With the BBC covering the on-going significance of the “Great Charter” in its Taking Liberties series this year, one might think there is really nothing more to say about the famous document.

But the diverse selection of PhD subjects under consideration shows this is not the case. Students will examine how Magna Carta might be applied to issues of online privacy, state surveillance, ethical concerns around genetic testing for hereditary diseases and the rights of children.

Paul Hogg, vice-principal of Royal Holloway, believes there is a “phenomenal range” of issues to explore when it comes to considering personal freedoms in today’s digital age.

“We are trying to create a new legacy for Magna Carta, rather than simply look back at what it was,” said Professor Hogg.

He points out that Magna Carta’s resonance is primarily as a “concept”, rather than for the actual content of the treaty whose clauses extend to wrangles about fishing traps on the River Medway.

“It has come to represent a way of safeguarding individual rights and we need to carry forward how we think about this in a digital age,” he said. “For instance, young people think very differently about privacy and seldom understand what their rights are in this area.”

Several of the PhD projects will explore these themes, with projects examining youth protest and technology, parents’ rights to check up on their children’s online lives and different uses of social media within families. Professor Hogg said he hoped the work at the Magna Carta Doctoral Centre for Individual Freedom would establish Royal Holloway as the UK’s number one university for studying the peace treaty, which has inspired and informed countless fights for freedom and democratic rule over the past eight centuries.

The centre may host international conferences on the subject and draw in research from current Royal Holloway academics whose work overlaps with that of the centre, he said.

“It may become a type of thinktank where our academics and external people come together to work out how to apply the issue of personal freedom to modern problems,” Professor Hogg said.

He added that one example might be whether a company has the right to frack near someone’s house. “Where do individual rights start and end in these situations?” he said.

In addition to its doctoral centre, whose first students will start their research this autumn, more than 100,000 people have so far accessed a free online course on Magna Carta offered by the university, which it intends to repeat soon.

Professor Hogg said he believed the centre could run beyond its initial five years of Leverhulme funding if its momentum starts to build.

These days Magna Carta seems to belong more to America, where it remains as revered today as it was by George Washington, Thomas Jefferson and the country’s other Founding Fathers.
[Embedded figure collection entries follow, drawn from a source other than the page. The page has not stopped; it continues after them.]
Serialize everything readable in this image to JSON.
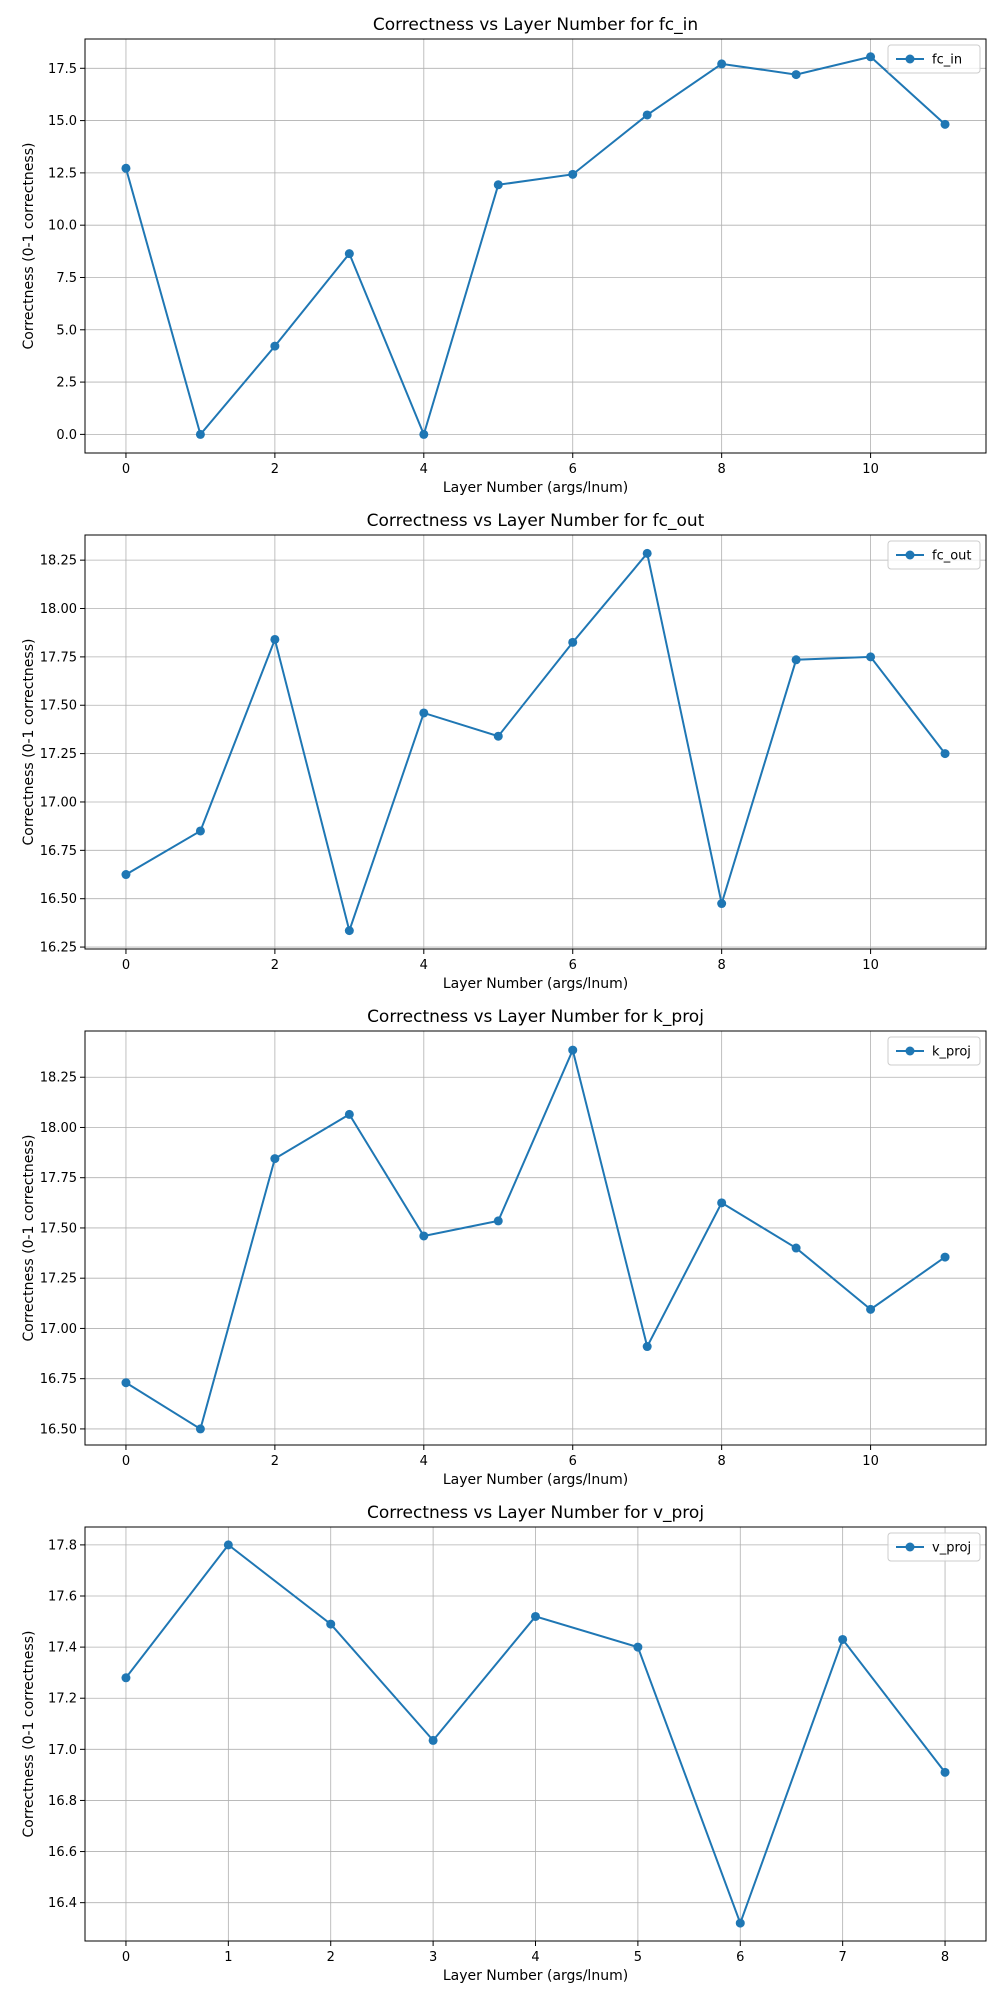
{
  "chart_data": [
    {
      "type": "line",
      "title": "Correctness vs Layer Number for fc_in",
      "xlabel": "Layer Number (args/lnum)",
      "ylabel": "Correctness (0-1 correctness)",
      "xlim": [
        -0.55,
        11.55
      ],
      "ylim": [
        -0.89,
        18.9
      ],
      "xticks": [
        0,
        2,
        4,
        6,
        8,
        10
      ],
      "xtick_labels": [
        "0",
        "2",
        "4",
        "6",
        "8",
        "10"
      ],
      "yticks": [
        0.0,
        2.5,
        5.0,
        7.5,
        10.0,
        12.5,
        15.0,
        17.5
      ],
      "ytick_labels": [
        "0.0",
        "2.5",
        "5.0",
        "7.5",
        "10.0",
        "12.5",
        "15.0",
        "17.5"
      ],
      "grid": true,
      "legend_position": "top-right",
      "series": [
        {
          "name": "fc_in",
          "color": "#1f77b4",
          "x": [
            0,
            1,
            2,
            3,
            4,
            5,
            6,
            7,
            8,
            9,
            10,
            11
          ],
          "y": [
            12.72,
            0.0,
            4.22,
            8.64,
            0.0,
            11.93,
            12.43,
            15.27,
            17.71,
            17.2,
            18.05,
            14.82
          ]
        }
      ]
    },
    {
      "type": "line",
      "title": "Correctness vs Layer Number for fc_out",
      "xlabel": "Layer Number (args/lnum)",
      "ylabel": "Correctness (0-1 correctness)",
      "xlim": [
        -0.55,
        11.55
      ],
      "ylim": [
        16.24,
        18.38
      ],
      "xticks": [
        0,
        2,
        4,
        6,
        8,
        10
      ],
      "xtick_labels": [
        "0",
        "2",
        "4",
        "6",
        "8",
        "10"
      ],
      "yticks": [
        16.25,
        16.5,
        16.75,
        17.0,
        17.25,
        17.5,
        17.75,
        18.0,
        18.25
      ],
      "ytick_labels": [
        "16.25",
        "16.50",
        "16.75",
        "17.00",
        "17.25",
        "17.50",
        "17.75",
        "18.00",
        "18.25"
      ],
      "grid": true,
      "legend_position": "top-right",
      "series": [
        {
          "name": "fc_out",
          "color": "#1f77b4",
          "x": [
            0,
            1,
            2,
            3,
            4,
            5,
            6,
            7,
            8,
            9,
            10,
            11
          ],
          "y": [
            16.625,
            16.85,
            17.84,
            16.335,
            17.46,
            17.34,
            17.825,
            18.285,
            16.475,
            17.735,
            17.75,
            17.25
          ]
        }
      ]
    },
    {
      "type": "line",
      "title": "Correctness vs Layer Number for k_proj",
      "xlabel": "Layer Number (args/lnum)",
      "ylabel": "Correctness (0-1 correctness)",
      "xlim": [
        -0.55,
        11.55
      ],
      "ylim": [
        16.42,
        18.48
      ],
      "xticks": [
        0,
        2,
        4,
        6,
        8,
        10
      ],
      "xtick_labels": [
        "0",
        "2",
        "4",
        "6",
        "8",
        "10"
      ],
      "yticks": [
        16.5,
        16.75,
        17.0,
        17.25,
        17.5,
        17.75,
        18.0,
        18.25
      ],
      "ytick_labels": [
        "16.50",
        "16.75",
        "17.00",
        "17.25",
        "17.50",
        "17.75",
        "18.00",
        "18.25"
      ],
      "grid": true,
      "legend_position": "top-right",
      "series": [
        {
          "name": "k_proj",
          "color": "#1f77b4",
          "x": [
            0,
            1,
            2,
            3,
            4,
            5,
            6,
            7,
            8,
            9,
            10,
            11
          ],
          "y": [
            16.73,
            16.5,
            17.845,
            18.065,
            17.46,
            17.535,
            18.385,
            16.91,
            17.625,
            17.4,
            17.095,
            17.355
          ]
        }
      ]
    },
    {
      "type": "line",
      "title": "Correctness vs Layer Number for v_proj",
      "xlabel": "Layer Number (args/lnum)",
      "ylabel": "Correctness (0-1 correctness)",
      "xlim": [
        -0.4,
        8.4
      ],
      "ylim": [
        16.25,
        17.87
      ],
      "xticks": [
        0,
        1,
        2,
        3,
        4,
        5,
        6,
        7,
        8
      ],
      "xtick_labels": [
        "0",
        "1",
        "2",
        "3",
        "4",
        "5",
        "6",
        "7",
        "8"
      ],
      "yticks": [
        16.4,
        16.6,
        16.8,
        17.0,
        17.2,
        17.4,
        17.6,
        17.8
      ],
      "ytick_labels": [
        "16.4",
        "16.6",
        "16.8",
        "17.0",
        "17.2",
        "17.4",
        "17.6",
        "17.8"
      ],
      "grid": true,
      "legend_position": "top-right",
      "series": [
        {
          "name": "v_proj",
          "color": "#1f77b4",
          "x": [
            0,
            1,
            2,
            3,
            4,
            5,
            6,
            7,
            8
          ],
          "y": [
            17.28,
            17.8,
            17.49,
            17.035,
            17.52,
            17.4,
            16.32,
            17.43,
            16.91
          ]
        }
      ]
    }
  ]
}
It is still frequently cited in landmark Supreme Court judgments.

In contrast, when quizzed by David Letterman, the chat show host, in September 2012, David Cameron, the prime minister, was unable to say what the words Magna Carta meant.

Royal Holloway’s success might be the key to a wider reawakening in the UK of why Magna Carta still matters.

In numbers

20 doctoral students will undertake research projects at the Magna Carta centre.